In a dig at Dr Piatt (whose work on funding influenced the government's decision to go for differential top-up fees in January's higher education white paper), Mr Willis said that he had no doubt that ministers had "agonised" over the decisions but he then questioned most of the government's (and so Dr Piatt's) reasoning in reaching its conclusions.

Dr Piatt seemed to be trying to woo her audience by telling them how hard she always found it to follow Mr Willis' entertaining and humorous speeches but, before they knew what was happening, she slipped in the knife, ending her eulogy with ", I am afraid I can only follow this with fact".

There were sharp intakes of breath, some of them theatrical, from the audience.
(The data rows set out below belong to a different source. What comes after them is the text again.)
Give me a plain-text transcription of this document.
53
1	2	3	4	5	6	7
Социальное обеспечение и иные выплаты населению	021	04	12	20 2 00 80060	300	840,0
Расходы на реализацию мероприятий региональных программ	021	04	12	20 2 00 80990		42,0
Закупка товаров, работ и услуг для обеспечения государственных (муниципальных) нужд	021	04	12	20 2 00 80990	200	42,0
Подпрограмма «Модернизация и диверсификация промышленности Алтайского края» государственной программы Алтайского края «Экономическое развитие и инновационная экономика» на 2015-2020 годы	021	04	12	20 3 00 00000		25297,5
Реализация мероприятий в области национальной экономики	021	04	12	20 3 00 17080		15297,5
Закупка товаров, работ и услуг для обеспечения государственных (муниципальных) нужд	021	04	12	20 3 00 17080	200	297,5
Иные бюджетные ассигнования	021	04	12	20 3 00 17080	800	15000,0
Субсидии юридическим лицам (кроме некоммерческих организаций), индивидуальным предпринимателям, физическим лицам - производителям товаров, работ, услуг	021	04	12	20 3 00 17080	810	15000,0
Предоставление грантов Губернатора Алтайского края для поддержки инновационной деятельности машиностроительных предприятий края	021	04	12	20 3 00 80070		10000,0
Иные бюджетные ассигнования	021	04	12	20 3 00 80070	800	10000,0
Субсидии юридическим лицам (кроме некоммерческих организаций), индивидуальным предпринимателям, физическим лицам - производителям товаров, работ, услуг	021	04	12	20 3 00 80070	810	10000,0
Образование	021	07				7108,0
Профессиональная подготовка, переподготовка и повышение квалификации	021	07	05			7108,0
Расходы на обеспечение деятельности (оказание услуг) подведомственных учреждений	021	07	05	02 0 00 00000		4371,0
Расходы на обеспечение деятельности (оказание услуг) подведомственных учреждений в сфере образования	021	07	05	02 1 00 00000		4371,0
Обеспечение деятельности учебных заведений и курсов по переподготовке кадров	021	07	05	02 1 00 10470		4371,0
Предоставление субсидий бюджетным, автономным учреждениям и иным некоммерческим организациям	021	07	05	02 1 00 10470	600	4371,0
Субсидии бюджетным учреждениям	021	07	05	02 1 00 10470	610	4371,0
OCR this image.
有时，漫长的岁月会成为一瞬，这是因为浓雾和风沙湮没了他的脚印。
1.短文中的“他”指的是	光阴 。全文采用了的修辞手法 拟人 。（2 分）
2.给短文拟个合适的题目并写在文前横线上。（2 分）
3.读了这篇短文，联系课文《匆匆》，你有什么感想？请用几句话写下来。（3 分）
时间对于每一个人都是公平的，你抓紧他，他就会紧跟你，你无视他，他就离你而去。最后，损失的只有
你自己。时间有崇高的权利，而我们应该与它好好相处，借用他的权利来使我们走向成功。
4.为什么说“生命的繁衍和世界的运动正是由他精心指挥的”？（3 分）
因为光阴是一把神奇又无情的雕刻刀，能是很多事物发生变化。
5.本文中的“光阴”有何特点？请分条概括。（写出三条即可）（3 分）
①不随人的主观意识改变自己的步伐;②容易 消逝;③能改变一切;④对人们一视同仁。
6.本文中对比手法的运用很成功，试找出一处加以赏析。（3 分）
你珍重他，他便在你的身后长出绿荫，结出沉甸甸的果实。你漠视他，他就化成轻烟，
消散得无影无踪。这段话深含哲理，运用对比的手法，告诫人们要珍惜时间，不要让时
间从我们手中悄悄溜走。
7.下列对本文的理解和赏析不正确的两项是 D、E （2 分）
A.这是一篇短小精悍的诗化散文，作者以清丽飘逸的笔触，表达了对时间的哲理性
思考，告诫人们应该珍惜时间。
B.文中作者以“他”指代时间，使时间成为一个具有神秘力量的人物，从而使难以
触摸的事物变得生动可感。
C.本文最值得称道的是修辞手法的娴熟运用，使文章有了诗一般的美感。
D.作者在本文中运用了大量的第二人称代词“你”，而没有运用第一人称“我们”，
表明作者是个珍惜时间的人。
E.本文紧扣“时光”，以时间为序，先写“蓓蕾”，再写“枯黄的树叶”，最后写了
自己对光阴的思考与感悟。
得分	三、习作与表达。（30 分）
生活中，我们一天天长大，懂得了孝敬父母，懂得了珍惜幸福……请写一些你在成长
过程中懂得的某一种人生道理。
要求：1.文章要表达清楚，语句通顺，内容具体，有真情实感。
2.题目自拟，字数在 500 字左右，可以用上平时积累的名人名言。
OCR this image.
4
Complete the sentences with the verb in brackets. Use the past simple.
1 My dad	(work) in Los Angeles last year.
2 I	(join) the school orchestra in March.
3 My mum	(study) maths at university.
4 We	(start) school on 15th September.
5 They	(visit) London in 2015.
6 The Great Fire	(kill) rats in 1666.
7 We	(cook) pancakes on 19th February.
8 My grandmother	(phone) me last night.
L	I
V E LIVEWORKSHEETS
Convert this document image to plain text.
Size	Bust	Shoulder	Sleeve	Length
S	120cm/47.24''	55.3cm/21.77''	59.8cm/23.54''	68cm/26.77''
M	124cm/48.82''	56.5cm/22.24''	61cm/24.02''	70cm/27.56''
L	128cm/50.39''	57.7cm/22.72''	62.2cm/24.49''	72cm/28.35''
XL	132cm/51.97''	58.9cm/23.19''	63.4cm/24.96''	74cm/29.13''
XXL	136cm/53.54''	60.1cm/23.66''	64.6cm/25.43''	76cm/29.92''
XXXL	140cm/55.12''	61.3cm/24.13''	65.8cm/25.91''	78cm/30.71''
Perhaps realising the audience had turned on her, Dr Piatt retracted her claws and confined the rest of her speech to more or less impersonating the government. Disrespectful muttering broke out whenever she spoke.

Baroness Warwick stepped in to try to smooth things over. After claiming there was more that united Lib Dem and UUK (which backs top-up fees) policies on higher education than divided them - no doubt in the same way the Atlantic Ocean unites the north and south poles - Baroness Warwick pleaded the case for the UK's cash-starved universities, which was a bit like saying "let's remember, there are children out there a lot less fortunate than you".

"I hope we are not going to fall out over this issue," she appealed to a stoney-faced Mr Willis who was looking at the paper he was scribbling on, perhaps doodling a gallows with a tiny Dr Piatt swinging from the rope.